De Ulises a Hector:
¡Sois joven, Héctor! En la víspera de toda guerra, es corriente que dos jefes de los pueblos en conflicto se encuentren a solas en algún inocente pueblito, sobre una terraza al borde de un lago, en el ángulo de un jardín. Y convienen en que la guerra es el peor azote del mundo, y ambos, al seguir con la mirada los reflejos y arrugas sobre las aguas, se sienten pacíficos, modestos, leales. Y se estudian. Se miran.
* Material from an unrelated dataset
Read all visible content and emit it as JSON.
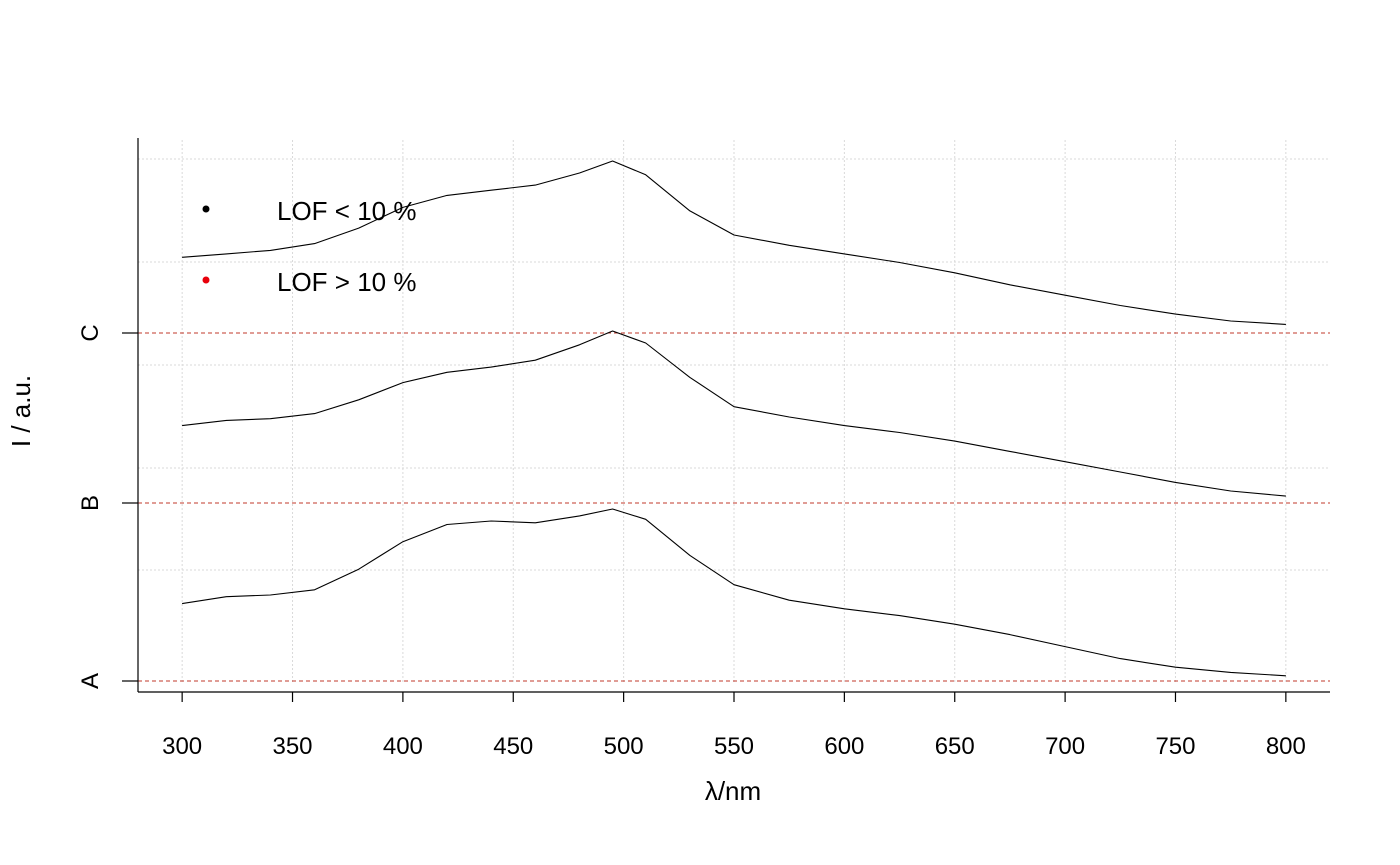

Y, entibiados por el sol, enternecidos por un vino, no encuentran en el rostro enfrentado ningún rasgo que justifique el odio, ningún rasgo que no apele al amor humano y nada incompatible tampoco en sus lenguajes, en sus maneras de rascarse las narices o de beber. Y están verdaderamente llenos de paz, de deseos de paz. Y se separan apretándose las manos, sintiéndose hermanos…
Y al día siguiente no obstante estalla la guerra… Así estamos ahora nosotros dos… Nuestros pueblos alrededor de la entrevista se callan y se apartan, mas no es que esperen de nosotros una victoria sobre lo ineluctable. Se trata solamente de que nos han dado plenos poderes, que nos han aislado, para que gustemos mejor, por sobre la catástrofe, nuestra fraternidad de enemigos. Gustémosla. Es un plato para ricos. Saboreémosla… Pero eso es todo. El privilegio de los grandes, consiste en poder ver las catástrofes desde una terraza.